(1)

 夢のない男なんて、つまらない。
 亜佐美はずっとそう思ってきた。

『彼のためを思うなら、別れて。アナタはあのひとにふさわしくないわ』
『そんな……私』
『アナタの存在が、どんなに彼の重荷になっているか解ってるの? あのひとは優しいから、アナタを傷つけられないのよ』

「カット、カーット!」
 メガホンを叩きながら、監督兼プロデューサーの越野が叫ぶ。
「桐原〜。ちょっと違うんだよね〜」
 亜佐美に向かうその顔は、若手芸人がコント等で演じるプロデューサー”らしく”は、ある。黒髪、メガネにスラックスの出で立ちは、充分にその辺りを意識しているのだろう。

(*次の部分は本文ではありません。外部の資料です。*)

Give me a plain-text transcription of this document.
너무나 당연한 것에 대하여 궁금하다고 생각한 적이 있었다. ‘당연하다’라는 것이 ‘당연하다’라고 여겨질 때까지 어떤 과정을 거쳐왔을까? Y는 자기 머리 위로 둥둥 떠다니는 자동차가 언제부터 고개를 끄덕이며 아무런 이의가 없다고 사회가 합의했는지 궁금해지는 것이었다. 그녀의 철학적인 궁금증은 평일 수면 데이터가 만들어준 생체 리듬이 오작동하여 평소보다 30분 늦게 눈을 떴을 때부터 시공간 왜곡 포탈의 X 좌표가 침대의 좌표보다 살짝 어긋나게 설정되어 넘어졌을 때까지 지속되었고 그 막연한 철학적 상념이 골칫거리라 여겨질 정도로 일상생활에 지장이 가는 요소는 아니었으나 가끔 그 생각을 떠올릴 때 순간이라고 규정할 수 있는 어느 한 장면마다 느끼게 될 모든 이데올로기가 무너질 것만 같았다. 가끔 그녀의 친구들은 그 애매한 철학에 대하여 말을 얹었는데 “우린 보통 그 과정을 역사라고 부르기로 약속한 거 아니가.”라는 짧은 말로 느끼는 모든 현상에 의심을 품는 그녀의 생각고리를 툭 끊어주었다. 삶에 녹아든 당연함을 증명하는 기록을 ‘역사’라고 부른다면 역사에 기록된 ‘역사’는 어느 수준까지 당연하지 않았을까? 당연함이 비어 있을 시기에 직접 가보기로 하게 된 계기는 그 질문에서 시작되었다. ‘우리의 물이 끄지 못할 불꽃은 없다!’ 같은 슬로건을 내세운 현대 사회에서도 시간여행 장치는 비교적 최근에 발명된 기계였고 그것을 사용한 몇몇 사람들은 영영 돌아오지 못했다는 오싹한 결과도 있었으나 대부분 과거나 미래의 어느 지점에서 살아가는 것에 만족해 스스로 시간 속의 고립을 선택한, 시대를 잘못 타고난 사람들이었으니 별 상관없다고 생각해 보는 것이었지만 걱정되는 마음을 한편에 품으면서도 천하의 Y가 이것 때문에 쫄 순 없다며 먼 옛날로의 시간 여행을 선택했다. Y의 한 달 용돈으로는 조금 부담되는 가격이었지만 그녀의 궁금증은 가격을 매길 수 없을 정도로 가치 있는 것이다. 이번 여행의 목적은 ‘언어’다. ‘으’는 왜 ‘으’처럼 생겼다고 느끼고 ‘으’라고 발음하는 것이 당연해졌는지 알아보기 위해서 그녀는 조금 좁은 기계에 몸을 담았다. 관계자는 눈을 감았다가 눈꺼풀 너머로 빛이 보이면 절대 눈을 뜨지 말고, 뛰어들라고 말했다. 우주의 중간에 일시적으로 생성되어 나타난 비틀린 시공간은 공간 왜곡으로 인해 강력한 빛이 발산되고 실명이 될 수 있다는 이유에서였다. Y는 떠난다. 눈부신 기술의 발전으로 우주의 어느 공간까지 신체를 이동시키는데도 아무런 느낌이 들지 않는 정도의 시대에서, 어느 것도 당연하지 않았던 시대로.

「ここでの君はさ、自分で己の立場を疑う、最初の場面なんだ。自分が恋人に一番相応しい筈だ。でももしかしたら、そうで無いかもしれない。ライバルである彼女のほうが彼に愛されているのかもしれないって、段々思い始めてる。でもそうじゃないと、必死で自分に言い聞かせようとしてるんだ」
 そんな筈は無い。
 この女性は躊躇ったりしない。彼に対する自分の愛情に、絶対の自信がある。
「だからさ〜、そんな自信たっぷりにしゃべっちゃ駄目でしょ。もうちょっと、こうなんて言うかさ、女性らしい躊躇いを入れてくれないとさ」
 日頃から饒舌な教育学部の越野は、亜佐美に対しても言い聞かせる教師のような雰囲気で話している。それが亜佐美のように確固たる「自分」を持つ女性に対して、どんなに侮辱的な行為かも解らずに。
 越野の後ろで脚本を眺める菅(すが)が、つと足を組み交える。
 後ろで無造作にまとめた彼の長髪が、僅かに揺れる。しかし亜佐美は知っているのだ。無造作を装いながら、それがどれだけ計算されたものなのか。

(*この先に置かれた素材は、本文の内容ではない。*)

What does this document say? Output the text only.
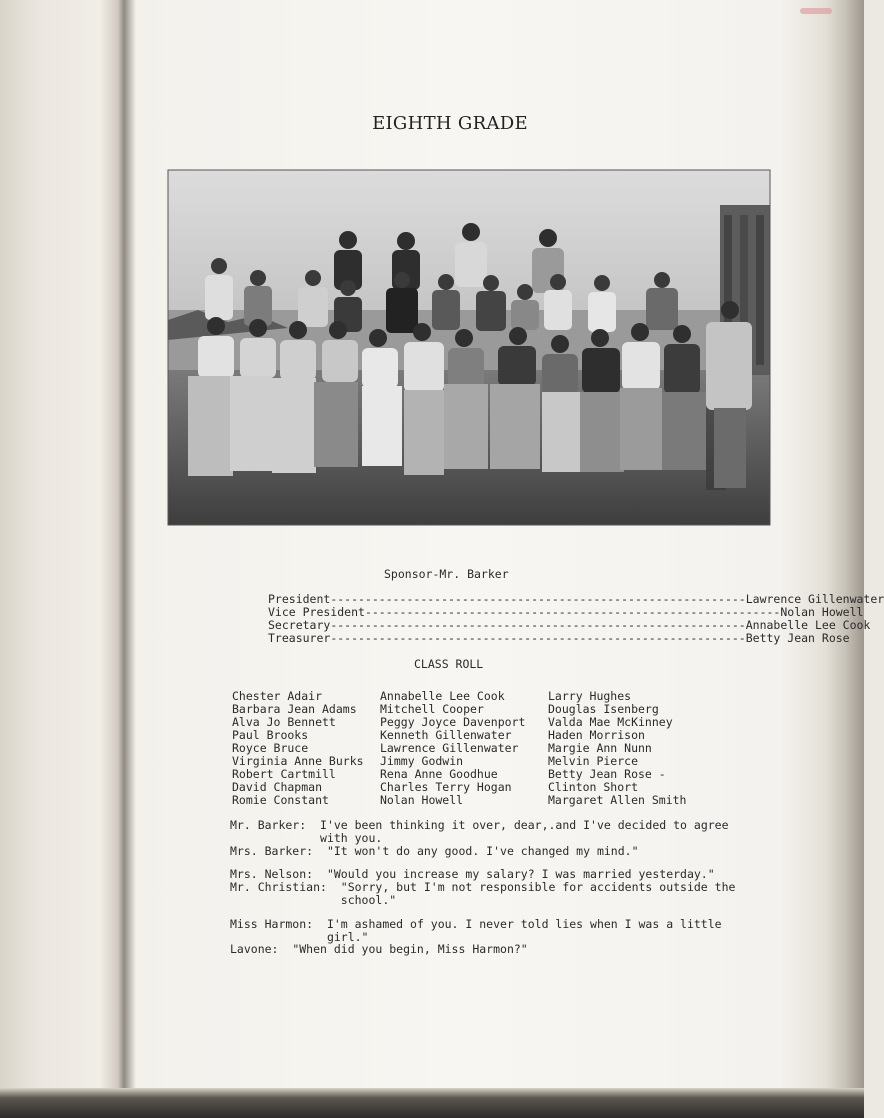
EIGHTH GRADE
Sponsor-Mr. Barker
President ------------------------------------------------------------ Lawrence Gillenwater
Vice President ------------------------------------------------------------ Nolan Howell
Secretary ------------------------------------------------------------ Annabelle Lee Cook
Treasurer ------------------------------------------------------------ Betty Jean Rose
CLASS ROLL
Chester Adair
Barbara Jean Adams
Alva Jo Bennett
Paul Brooks
Royce Bruce
Virginia Anne Burks
Robert Cartmill
David Chapman
Romie Constant
Annabelle Lee Cook
Mitchell Cooper
Peggy Joyce Davenport
Kenneth Gillenwater
Lawrence Gillenwater
Jimmy Godwin
Rena Anne Goodhue
Charles Terry Hogan
Nolan Howell
Larry Hughes
Douglas Isenberg
Valda Mae McKinney
Haden Morrison
Margie Ann Nunn
Melvin Pierce
Betty Jean Rose -
Clinton Short
Margaret Allen Smith
Mr. Barker: I've been thinking it over, dear,.and I've decided to agree with you.
Mrs. Barker: "It won't do any good. I've changed my mind."
Mrs. Nelson: "Would you increase my salary? I was married yesterday."
Mr. Christian: "Sorry, but I'm not responsible for accidents outside the school."
Miss Harmon: I'm ashamed of you. I never told lies when I was a little girl."
Lavone: "When did you begin, Miss Harmon?"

 そう、自分ほど彼の事を理解している人間はいない。だからこそ、自分の存在を不安に思う筈が無い。たとえ彼の向こうに、もうひとりの女の影が見え隠れしても。
「あ〜、じゃあ、少し休憩取ろうか。おい誰か、コーヒー買ってきて!」
 無言を押し通す亜佐美に疲れたのか、越野が回りにいる映研のスタッフに指示を出す。手を挙げたのはひとつ後輩の監督助手で、いわゆる「なんでも屋」だ。亜佐美達”女優”陣の世話から、大学の教務部との交渉まで。

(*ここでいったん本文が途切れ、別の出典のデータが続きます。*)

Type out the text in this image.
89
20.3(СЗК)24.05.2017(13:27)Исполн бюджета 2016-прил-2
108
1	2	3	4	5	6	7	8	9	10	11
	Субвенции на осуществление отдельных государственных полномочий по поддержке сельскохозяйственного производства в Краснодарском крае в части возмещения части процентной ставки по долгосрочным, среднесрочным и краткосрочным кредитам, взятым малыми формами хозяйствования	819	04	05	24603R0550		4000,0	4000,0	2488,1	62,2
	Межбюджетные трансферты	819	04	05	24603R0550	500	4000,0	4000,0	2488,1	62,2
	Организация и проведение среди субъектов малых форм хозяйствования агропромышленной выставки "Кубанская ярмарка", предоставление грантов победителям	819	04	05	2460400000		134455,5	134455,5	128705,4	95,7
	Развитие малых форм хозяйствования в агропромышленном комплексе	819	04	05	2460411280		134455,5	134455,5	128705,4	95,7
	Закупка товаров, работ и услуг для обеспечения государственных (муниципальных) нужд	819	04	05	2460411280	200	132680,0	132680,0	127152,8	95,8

 監督助手を経た男達が、やがてメガホンを取る立場になっていく。
「私、ココアがいいな」
 飴玉のような声で柔らかく呼び止めたのは、新作映画の「準主人公」。
 亜佐美と一人の男性を挟んで火花を散らし合う、井出樹里(じゅり)。家政学科に籍を置く彼女は、学内でも評判の美人だ。おっとりとしていて、可憐。およそ亜佐美と対象的な彼女は、将来は教職を目指しているのだという。
「は、はい。井出さん!」
 直立不動で敬礼を返して、後輩が走っていく。
 私の希望は無視なの、と一瞬鼻気色ばんだ亜佐美だったが、いつもブラックコーヒーを好む彼女である。相手もそれほど気にしなかったのだろう。